One of the high-profile announcements during Prime Minister Narendra Modi’s Singapore visit could be the launch of mutually acceptable digital wallets between Indian and Singaporean citizens.
The transactions would be hosted by Indian government’s National Payments Corporation of India (NPCI) — an umbrella organisation for all retail payment systems in India — with its RuPay cards and Singapore’s equivalent system, Network for Electronic Transfers or Nets. Just as NPCI’s mandate is to promote digital payments in India, Nets has the mandate of the Monetary Authority of Singapore to become the preferred digital payments system.
It has significance. Once the handshake between NPCI and Nets happen, Indians with RuPay card can do any transaction in any shop or merchant establishment in the island nation. Similarly as a press release from Nets puts it; Singapore shoppers will be able to pay for goods and services on popular Indian e-commerce websites such as flipkart.com, snapdeal.com via Nets-powered digital cards.
The prime minister would reach Singapore on Thursday for a three-day trip on the second leg of his two-nation tour. He arrives in Indonesia on May 29.
A memorandum of understanding (MoU) signed between Nets, floated by a consortium of Singapore-based banks but as privately-held company and state-owned NPCI is already in existence since September last year. Modi’s visit is expected to be the trigger to make the connection become practical.
While upper-middle class Indians use credit, debit or forex cards when they step abroad, New Delhi hopes the linking RuPay debit cards promoted by NPCI will deepen the digital payments ecosystem among an entirely new generation of users in India.
Neither Nets nor NPCI was willing to comment on the possibility of the formal launch of the digital ecosystem to time with Modi’s halt at Singapore. Government officials in both countries said the handshake was expected to be one of the marquee moments of this visit. It would be gradual, though. One of the possible hindrances is the almost mandatory use of Aadhaar as know your customer identifier by NPCI for its domestic platforms. Allowing, say Singapore customers on these platforms would mean relaxing this constraint that has been hardwired into the banking payments system by RBI. This is yet to be decided upon.
A press release issued when the two organisation signed on the MoU sets “mid 2018” as the time to roll out the first phase of the partnership. It would enable an Nets powered digital cards system to become operational so that it can be accepted as a payment option on NPCI’s e-commerce merchants’ websites in India. Similarly “RuPay cards (will) be accepted via QR code payment at all NETS acceptance points in Singapore”.

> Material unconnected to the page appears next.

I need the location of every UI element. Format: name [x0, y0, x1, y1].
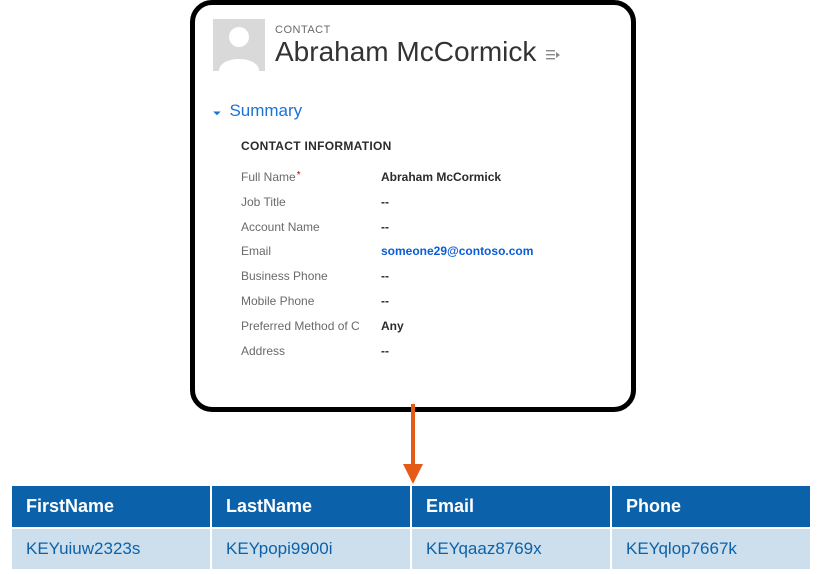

Mutually acceptable e-wallets on cards
One of the announcements during Modi's Singapore visit could be the launch of mutually acceptable digital wallets between the two nations
Once the handshake between NPCI and Singapore’s Nets happens, Indians with RuPay card can do any transaction in Singapore
Transactions would be hosted by NPCI
While upper-middle class Indians use credit, debit cards when they step abroad, New Delhi hopes the linking of RuPay debit cards will deepen digital payments’ ecosystem
Using RuPay like Visa or MasterCard to swipe at any point of sale in Singapore would have to wait a bit more. Other than Aadhaar another constraints is that Indian rupee is not a freely convertible currency. This limits the payment options that can be made available to offshore merchant entities. It would depend on the two way availability of a rupee to Singapore dollar quote on a real time basis. The Reserve Bank of India would have to make adjustments to its management of the Indian Rupee to make this happen.
For Singapore too the payment gateway is important This project was facilitated by International Enterprise (IE) Singapore, which saw the market need and complementary solution NETS could provide for the collaboration with NPCI. With India’s rising consumer growth and digital adoption, this cross-border digital payment gateway allows Singapore companies to tap into opportunities from Indian consumers.
For India, an acceptance of RuPay card by Singapore is a major stepping stone to the wider acceptance of the Rupee abroad. In the welter of competing digital payments practices sweeping through Asia, making RuPay an important player, is important. China is attempting s similar deal for the Yuan abroad and has the chance to do so on the back of the mega Chinese e-commerce companies.
This is one of the reasons why the Prime Minister’s Office is working on ways to make the next stage of announcement possible, despite the constraints yet to be cleared.
NPCI is in the midst of aligning the payment practices within India too to make digital payment platforms competitive for domestic trade too. While volumes have risen exponentially—the volume of transactions on the mobile based digital payment ecosystem has crossed the one billion mark by April 2018 in just two years of its launch, the expansion of the system to beyond the borders of India to a huge market like Singapore could be a massive stamp of acceptance for the eco-system.